Given n numbered vertices I want to know the number of different trees that can be created with them. I know that cayley's theorem says it's $n^{n-2}$, but why can't it also be: $\binom{\binom{n}{2}}{n-1}$
Since $\binom{n}{2}$ is the number of edges out of which I choose $n-1$ (which makes it a graph with $n$ nodes and $n-1$ edges which is a tree.
On
A graph with $n$ nodes and $n-1$ edges is a tree iff it is connected.
So, you are also counting a lot of unconnected graphs. For instance, if $n=4$, take a triangle and an isolated vertex. Then the number of edges is $3$, but the graph is not a tree.

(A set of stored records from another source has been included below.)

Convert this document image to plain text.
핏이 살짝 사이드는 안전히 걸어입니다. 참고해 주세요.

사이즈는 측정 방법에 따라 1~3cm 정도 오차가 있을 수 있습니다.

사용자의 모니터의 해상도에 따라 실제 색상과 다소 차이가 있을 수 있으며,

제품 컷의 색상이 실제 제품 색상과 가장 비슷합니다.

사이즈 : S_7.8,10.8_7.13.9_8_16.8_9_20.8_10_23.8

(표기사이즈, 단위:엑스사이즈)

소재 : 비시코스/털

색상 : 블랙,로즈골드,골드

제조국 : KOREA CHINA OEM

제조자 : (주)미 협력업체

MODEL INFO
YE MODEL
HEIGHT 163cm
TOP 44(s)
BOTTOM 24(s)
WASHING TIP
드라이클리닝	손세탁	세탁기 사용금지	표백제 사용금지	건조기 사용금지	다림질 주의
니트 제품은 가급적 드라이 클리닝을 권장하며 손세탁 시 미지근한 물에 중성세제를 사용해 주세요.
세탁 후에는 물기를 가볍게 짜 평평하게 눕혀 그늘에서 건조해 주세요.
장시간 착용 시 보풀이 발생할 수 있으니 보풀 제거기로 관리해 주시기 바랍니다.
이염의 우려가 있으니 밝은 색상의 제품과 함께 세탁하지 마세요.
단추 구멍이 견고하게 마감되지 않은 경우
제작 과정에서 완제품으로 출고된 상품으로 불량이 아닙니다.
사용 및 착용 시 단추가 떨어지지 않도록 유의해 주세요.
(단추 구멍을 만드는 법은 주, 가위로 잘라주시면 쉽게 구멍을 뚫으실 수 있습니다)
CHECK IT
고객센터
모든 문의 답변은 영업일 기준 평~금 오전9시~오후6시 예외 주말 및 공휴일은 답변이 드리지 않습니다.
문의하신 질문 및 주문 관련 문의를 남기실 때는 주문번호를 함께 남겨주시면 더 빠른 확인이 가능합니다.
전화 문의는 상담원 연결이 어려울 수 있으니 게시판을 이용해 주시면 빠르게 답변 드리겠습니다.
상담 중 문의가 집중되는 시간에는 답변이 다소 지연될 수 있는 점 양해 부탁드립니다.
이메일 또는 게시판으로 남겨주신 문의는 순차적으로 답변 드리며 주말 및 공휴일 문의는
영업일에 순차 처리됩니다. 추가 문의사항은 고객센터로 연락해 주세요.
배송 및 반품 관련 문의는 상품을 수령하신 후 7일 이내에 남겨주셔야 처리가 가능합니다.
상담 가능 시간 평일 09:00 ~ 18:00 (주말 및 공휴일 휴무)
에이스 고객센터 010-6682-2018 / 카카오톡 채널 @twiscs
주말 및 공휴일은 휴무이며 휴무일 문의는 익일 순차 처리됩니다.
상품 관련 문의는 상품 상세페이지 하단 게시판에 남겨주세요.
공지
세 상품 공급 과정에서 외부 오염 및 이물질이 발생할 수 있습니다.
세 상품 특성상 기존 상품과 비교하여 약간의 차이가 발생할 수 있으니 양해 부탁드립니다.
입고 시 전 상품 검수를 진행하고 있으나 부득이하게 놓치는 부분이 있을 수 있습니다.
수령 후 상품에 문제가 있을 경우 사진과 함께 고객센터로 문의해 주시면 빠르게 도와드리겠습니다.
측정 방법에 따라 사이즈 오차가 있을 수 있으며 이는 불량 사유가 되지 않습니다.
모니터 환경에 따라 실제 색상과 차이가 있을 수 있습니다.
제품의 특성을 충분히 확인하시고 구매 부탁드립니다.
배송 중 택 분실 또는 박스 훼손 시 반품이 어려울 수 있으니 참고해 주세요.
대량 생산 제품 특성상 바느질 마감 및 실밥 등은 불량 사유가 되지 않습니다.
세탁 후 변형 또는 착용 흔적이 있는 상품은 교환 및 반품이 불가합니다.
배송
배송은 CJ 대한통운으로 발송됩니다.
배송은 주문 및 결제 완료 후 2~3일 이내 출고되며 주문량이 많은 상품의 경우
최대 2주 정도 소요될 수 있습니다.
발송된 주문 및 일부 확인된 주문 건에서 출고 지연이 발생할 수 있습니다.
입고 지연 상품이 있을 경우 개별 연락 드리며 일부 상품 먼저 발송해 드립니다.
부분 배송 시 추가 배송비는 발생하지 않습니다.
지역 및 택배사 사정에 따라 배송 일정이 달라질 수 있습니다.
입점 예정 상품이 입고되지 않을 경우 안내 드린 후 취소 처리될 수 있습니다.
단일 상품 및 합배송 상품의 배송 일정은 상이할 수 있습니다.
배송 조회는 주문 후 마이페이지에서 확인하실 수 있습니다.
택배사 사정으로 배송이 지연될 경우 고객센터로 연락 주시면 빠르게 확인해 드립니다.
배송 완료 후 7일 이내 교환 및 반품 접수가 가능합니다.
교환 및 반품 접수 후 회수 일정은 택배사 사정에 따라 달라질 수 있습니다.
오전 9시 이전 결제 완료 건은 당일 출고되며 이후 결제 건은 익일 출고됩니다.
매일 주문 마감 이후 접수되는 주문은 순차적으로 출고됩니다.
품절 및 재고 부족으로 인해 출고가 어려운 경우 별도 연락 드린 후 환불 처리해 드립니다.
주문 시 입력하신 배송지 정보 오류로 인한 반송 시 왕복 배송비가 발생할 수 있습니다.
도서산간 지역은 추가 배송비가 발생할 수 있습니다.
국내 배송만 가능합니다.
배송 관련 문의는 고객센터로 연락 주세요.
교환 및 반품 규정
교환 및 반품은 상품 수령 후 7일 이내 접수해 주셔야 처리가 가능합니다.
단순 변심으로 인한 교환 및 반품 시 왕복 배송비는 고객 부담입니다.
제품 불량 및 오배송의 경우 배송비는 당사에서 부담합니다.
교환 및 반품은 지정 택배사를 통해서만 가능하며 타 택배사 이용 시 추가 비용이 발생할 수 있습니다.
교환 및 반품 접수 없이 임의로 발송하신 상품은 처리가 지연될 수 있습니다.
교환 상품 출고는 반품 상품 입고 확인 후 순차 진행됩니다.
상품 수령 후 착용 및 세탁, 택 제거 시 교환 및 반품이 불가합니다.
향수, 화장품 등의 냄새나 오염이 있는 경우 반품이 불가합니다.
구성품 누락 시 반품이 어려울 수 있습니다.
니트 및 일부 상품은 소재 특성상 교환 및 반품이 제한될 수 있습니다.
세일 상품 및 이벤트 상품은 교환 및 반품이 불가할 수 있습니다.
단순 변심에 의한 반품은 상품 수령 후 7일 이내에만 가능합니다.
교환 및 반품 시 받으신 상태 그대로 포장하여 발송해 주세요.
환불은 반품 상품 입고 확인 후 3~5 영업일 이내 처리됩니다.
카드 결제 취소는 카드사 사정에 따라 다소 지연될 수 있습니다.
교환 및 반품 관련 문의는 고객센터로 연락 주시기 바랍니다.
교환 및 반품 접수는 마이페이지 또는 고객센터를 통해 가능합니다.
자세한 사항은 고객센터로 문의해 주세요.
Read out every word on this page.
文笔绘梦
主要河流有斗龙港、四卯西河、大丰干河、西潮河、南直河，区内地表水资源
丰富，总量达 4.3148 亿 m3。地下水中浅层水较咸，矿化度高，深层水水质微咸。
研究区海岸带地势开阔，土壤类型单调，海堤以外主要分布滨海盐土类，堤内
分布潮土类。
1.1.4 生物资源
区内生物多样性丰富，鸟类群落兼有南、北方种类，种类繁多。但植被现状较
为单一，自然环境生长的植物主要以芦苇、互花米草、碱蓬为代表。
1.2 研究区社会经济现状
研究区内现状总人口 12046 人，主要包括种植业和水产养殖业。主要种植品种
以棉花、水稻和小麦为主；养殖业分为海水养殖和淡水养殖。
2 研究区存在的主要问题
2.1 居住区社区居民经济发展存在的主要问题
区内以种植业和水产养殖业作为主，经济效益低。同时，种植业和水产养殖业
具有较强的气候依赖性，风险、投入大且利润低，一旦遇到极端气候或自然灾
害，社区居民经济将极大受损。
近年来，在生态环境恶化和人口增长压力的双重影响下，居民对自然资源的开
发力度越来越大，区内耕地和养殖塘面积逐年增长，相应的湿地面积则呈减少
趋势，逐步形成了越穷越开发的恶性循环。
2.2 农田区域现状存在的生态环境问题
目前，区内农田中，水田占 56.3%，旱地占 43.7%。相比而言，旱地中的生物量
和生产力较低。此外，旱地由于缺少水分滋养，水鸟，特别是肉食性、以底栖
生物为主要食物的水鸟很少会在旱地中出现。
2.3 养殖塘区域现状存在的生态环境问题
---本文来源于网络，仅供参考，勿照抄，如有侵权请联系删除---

However, you gave a nice combinatorical proof, that $$n^{n-2}<\binom{\binom{n}{2}}{n-1}$$ for $n>3$.
Some sets of $n-1$ edges don’t make trees. Consider building a graph by choosing $3$ of the $\binom42=6$ possible edges among $4$ vertices: $4$ of the resulting graphs consist of a triangle and an isolated vertex, and those graphs are not trees, or even forests.
(By the way, there’s a correct (albeit slightly snarky and not terribly informative) answer to the question ‘why can’t it also be’: because in general
$$n^{n-2}\ne\binom{\binom{n}2}{n-1}\;,$$
so it can’t be both! You really want instead, not also.)